Erbilli Esat Efendi gaipten haber verir, şeytan ve cinlere hükmeder, kızdığı adamı bin yıllık mesafelere fırlattır, felçli hastaları nefesle iyileştirir, yılana ruh verip zikir yaptırırdı(!)
Kubilay’ın olayı sıradan bir gösteri mantığı ile açıklanamazdı. Ortaçağın düşünce mezarlığında gezinen, Cumhuriyete karşı histeri nöbetine girerek, olguları hipnotize edip hurafeye güncellik veren tarikatlar, Kurtuluş Savaşı’nı şöyle yorumlardı: “.... Büyük Zafer, Yunan hezimeti diyorlar. Bunların hepsi uydurmadır. Onların yaptığı nedir bilir misiniz? Avlunuza bir köpek gelmiş, siz de hoşt deyip kovalamışsınız, hepsi bundan ibaret...”

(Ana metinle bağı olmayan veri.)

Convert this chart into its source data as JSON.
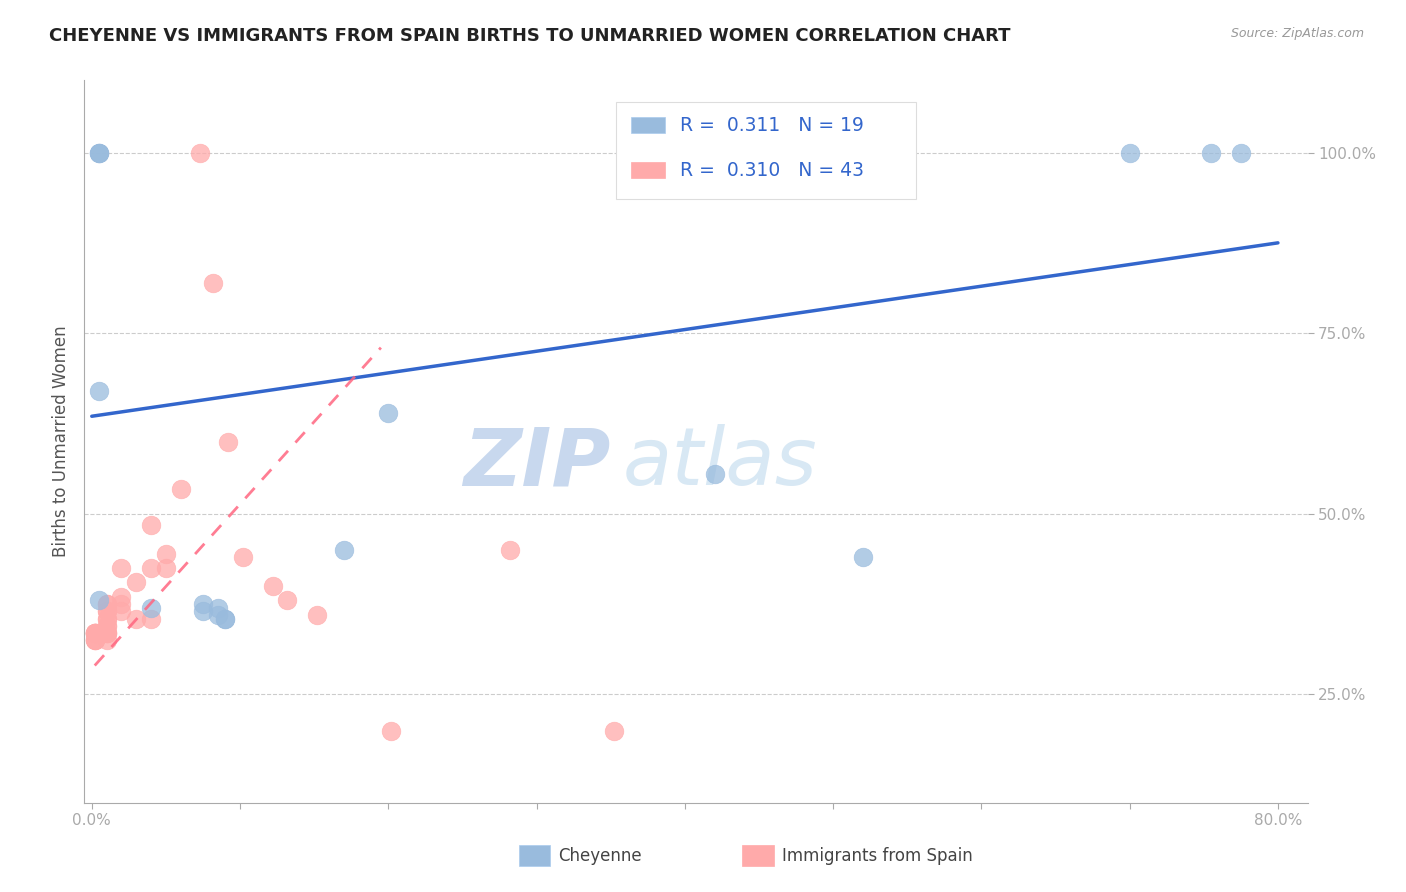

Hurma kültüründen beslenen tarikatlar Kubilay’ın kesik başını hiç üzerlerine almazlar. Halbuki sinsi irtica yılanı Menemen’de bir öğretmenin başını keserek intikam almıştı. Derviş Mehmet, kavradığı taassup bıçağı ile tekbir getire getire saldırırken, Cumhuriyetin de boğazına sarılıyordu.
TARİKAT KÜLTÜRÜNÜN DEVAMI
Menemen olayı ardından bir Divanı Harp kurulup soruşturma başlatıldı. Bazı müritlerin Esat Efendi’nin köşkünde konuk edildiği ortaya çıktı. Yargılanan 105 sanıktan çoğu beraat etti, 37 kişiye idam kararı verildi. Esat Efendi dahil 6 kişinin cezası yaş haddinden hapse çevrildi. 31 idam kararı infaz edildi. Cumhuriyetin 1925’te yasakladığı tarikatları, iktidar günümüzde adeta serbest bırakmıştır. Medrese ve tarikatların
Cumhuriyete duydukları nefret güçlü, dinle kin yan yanadır. Medrese ve tarikat öğretisinin bilinçaltı sosyo-kültürel bir laboratuvardır. Tarih boyunca bu öğretinin karşı çıkmadığı, tek bir yenilik yoktur. Katip Çelebi’nin “ümmet-i bülaha” nitelemesi, Kadızadeliler ve Sivasiler kavgasından beri devam ediyor. Doğa nasıl evcilleşemiyorsa bu kültür de normalleşemiyor. Batı kilisesi dünya yaşamını akıl ve bilime terkedip kendi alanına çekildiği halde bizimkiler ortaçağ çukurundalar.
Tarikat ve medrese kültürünün, sosyal yaşama düzen verme, ileriyi geride arama, gerekirse kan dökme anlayışı değişmemiştir. Menemen’den 63 yıl sonra Madımak’ta, 33 aydının yakılması, Kerbela’dan farksızdır. 5 Temmuz FETÖ kalkışması da aynı kültürün devamıdır.